Student block will be 30 storeys tall
Proposals for a 30-storey student housing block designed by Ian Simpson’s firm SimpsonHaugh have been submitted for approval to Manchester city council.
The scheme, drawn up for Unite Students, would deliver 573 student bedrooms in a mix of apartment sizes, along with communal facilities, bike parking, and commercial space on a plot in New Wakefield Street.
The proposals would also require the demolition of two buildings on the site – the Sound Control music venue and a neighbouring disused industrial building.
A design and access statement submitted as part of the application said both structures were “modest functional buildings” that extended the full width of their plots from New Wakefield Street to the River Medlock. It said neither were listed, or recognised as non-designated heritage assets.

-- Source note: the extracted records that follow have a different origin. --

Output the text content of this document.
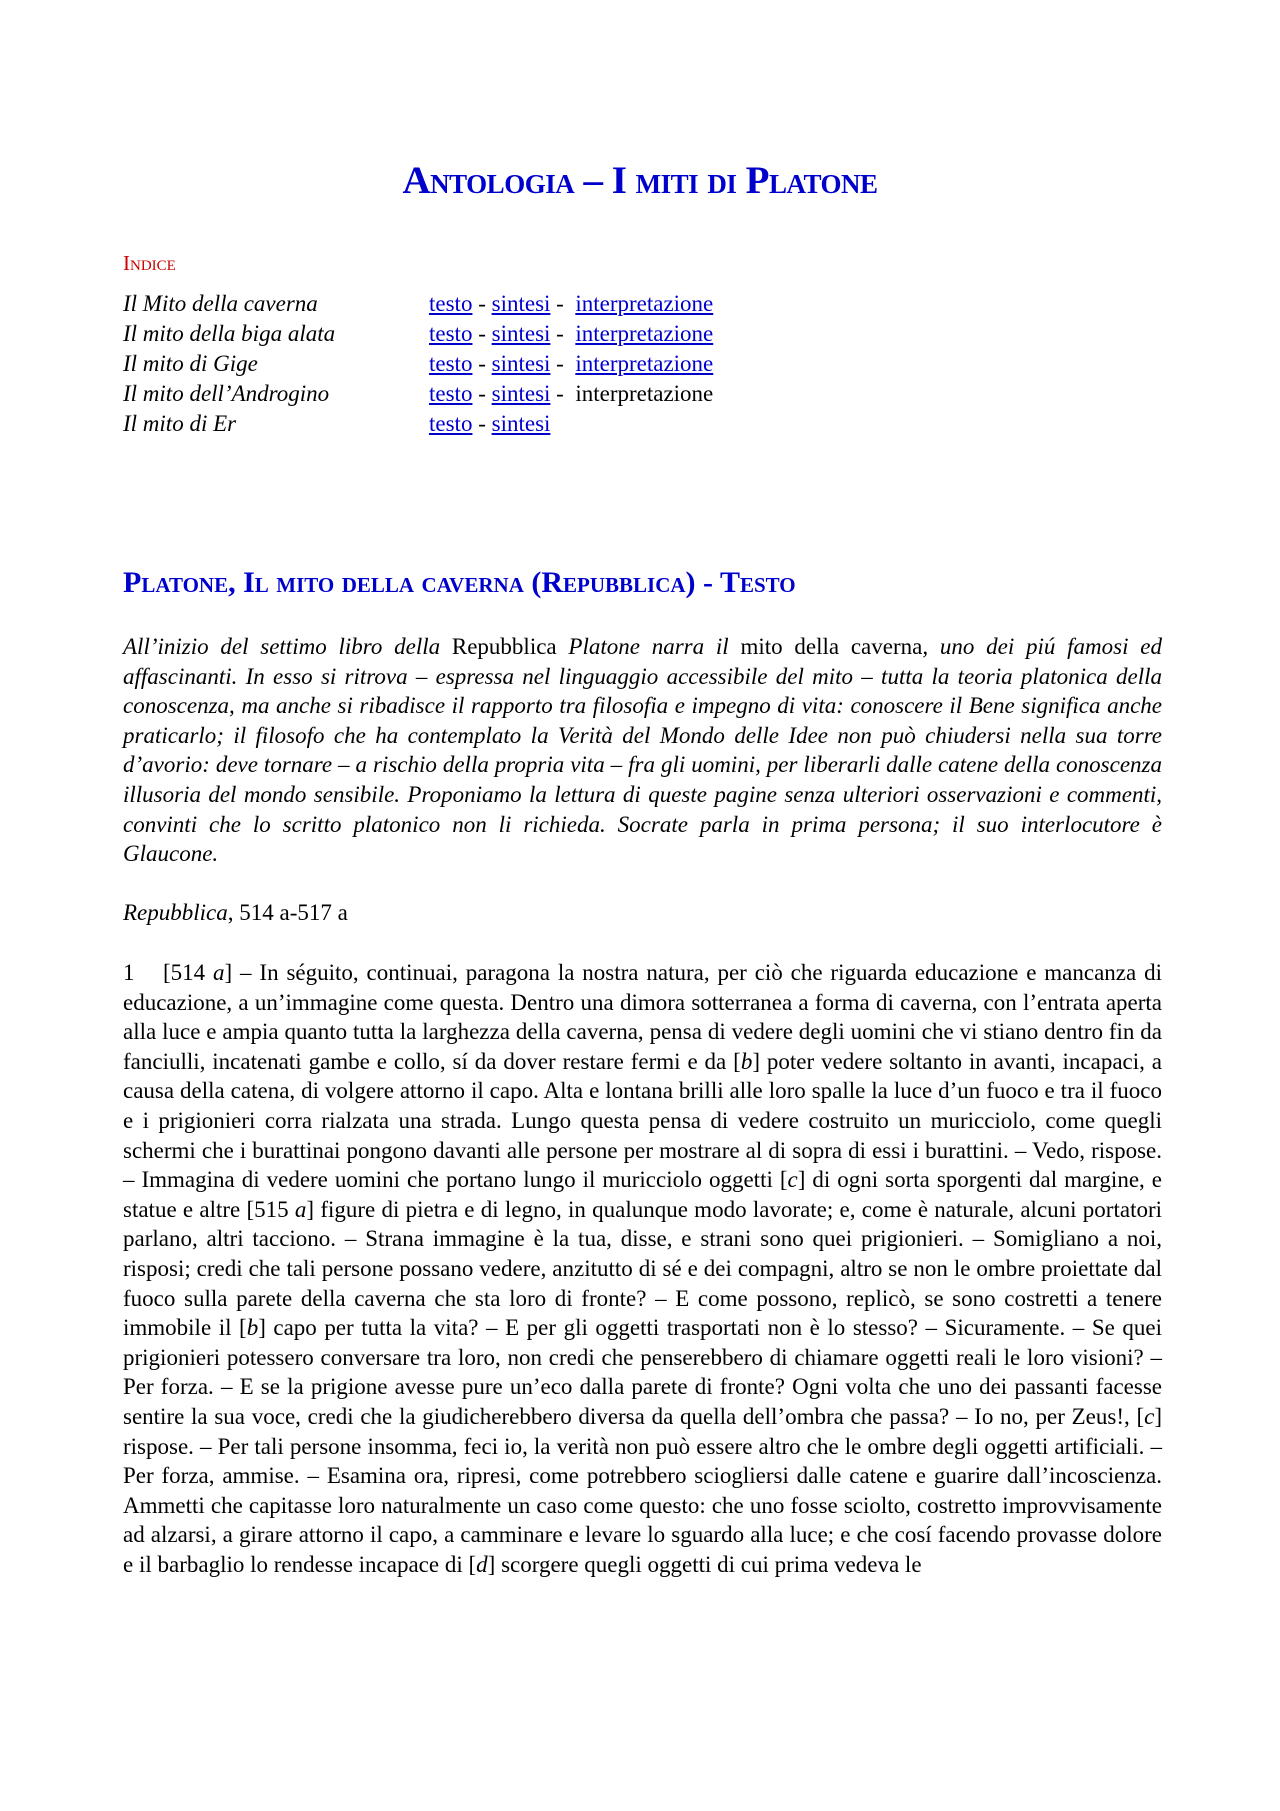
Antologia – I miti di Platone
Indice
Il Mito della caverna	testo - sintesi -  interpretazione
Il mito della biga alata	testo - sintesi -  interpretazione
Il mito di Gige	testo - sintesi -  interpretazione
Il mito dell’Androgino	testo - sintesi -  interpretazione
Il mito di Er	testo - sintesi
Platone, Il mito della caverna (Repubblica) - Testo

All’inizio del settimo libro della Repubblica Platone narra il mito della caverna, uno dei piú famosi ed affascinanti. In esso si ritrova – espressa nel linguaggio accessibile del mito – tutta la teoria platonica della conoscenza, ma anche si ribadisce il rapporto tra filosofia e impegno di vita: conoscere il Bene significa anche praticarlo; il filosofo che ha contemplato la Verità del Mondo delle Idee non può chiudersi nella sua torre d’avorio: deve tornare – a rischio della propria vita – fra gli uomini, per liberarli dalle catene della conoscenza illusoria del mondo sensibile. Proponiamo la lettura di queste pagine senza ulteriori osservazioni e commenti, convinti che lo scritto platonico non li richieda. Socrate parla in prima persona; il suo interlocutore è Glaucone.

Repubblica, 514 a-517 a

1 [514 a] – In séguito, continuai, paragona la nostra natura, per ciò che riguarda educazione e mancanza di educazione, a un’immagine come questa. Dentro una dimora sotterranea a forma di caverna, con l’entrata aperta alla luce e ampia quanto tutta la larghezza della caverna, pensa di vedere degli uomini che vi stiano dentro fin da fanciulli, incatenati gambe e collo, sí da dover restare fermi e da [b] poter vedere soltanto in avanti, incapaci, a causa della catena, di volgere attorno il capo. Alta e lontana brilli alle loro spalle la luce d’un fuoco e tra il fuoco e i prigionieri corra rialzata una strada. Lungo questa pensa di vedere costruito un muricciolo, come quegli schermi che i burattinai pongono davanti alle persone per mostrare al di sopra di essi i burattini. – Vedo, rispose. – Immagina di vedere uomini che portano lungo il muricciolo oggetti [c] di ogni sorta sporgenti dal margine, e statue e altre [515 a] figure di pietra e di legno, in qualunque modo lavorate; e, come è naturale, alcuni portatori parlano, altri tacciono. – Strana immagine è la tua, disse, e strani sono quei prigionieri. – Somigliano a noi, risposi; credi che tali persone possano vedere, anzitutto di sé e dei compagni, altro se non le ombre proiettate dal fuoco sulla parete della caverna che sta loro di fronte? – E come possono, replicò, se sono costretti a tenere immobile il [b] capo per tutta la vita? – E per gli oggetti trasportati non è lo stesso? – Sicuramente. – Se quei prigionieri potessero conversare tra loro, non credi che penserebbero di chiamare oggetti reali le loro visioni? – Per forza. – E se la prigione avesse pure un’eco dalla parete di fronte? Ogni volta che uno dei passanti facesse sentire la sua voce, credi che la giudicherebbero diversa da quella dell’ombra che passa? – Io no, per Zeus!, [c] rispose. – Per tali persone insomma, feci io, la verità non può essere altro che le ombre degli oggetti artificiali. – Per forza, ammise. – Esamina ora, ripresi, come potrebbero sciogliersi dalle catene e guarire dall’incoscienza. Ammetti che capitasse loro naturalmente un caso come questo: che uno fosse sciolto, costretto improvvisamente ad alzarsi, a girare attorno il capo, a camminare e levare lo sguardo alla luce; e che cosí facendo provasse dolore e il barbaglio lo rendesse incapace di [d] scorgere quegli oggetti di cui prima vedeva le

A pre-application advice letter from Historic England included in the design and access statement said the development of the New Wakefield Street site had the potential to affect the setting of the nearby grade II* listed Principal Hotel, formerly the offices of the Refuge Assurance Company.
The heritage adviser said the structure, designed by Alfred Waterhouse and with later additions by son Paul Waterhouse, was “a building of high architectural significance” and a “powerful city centre landmark”, with its clock tower visible in long and near views on the Oxford Street/Oxford Road corridor.
But it concluded that the fact the proposed tower was set back from the main road would mitigate its impact on views.
The proposals are open for consultation until August 21.
Last month plans to create a 67-storey skyscraper in the city were approved by councillors.
The giant 237m high tower is part of the Trinity Islands residential development, by Allied London, which will provide 1,400 new homes in the city.
Designed by Child Graddon Lewis, the building will dwarf Simpson’s Beetham Tower – which at 169m high is currently the city’s tallest building.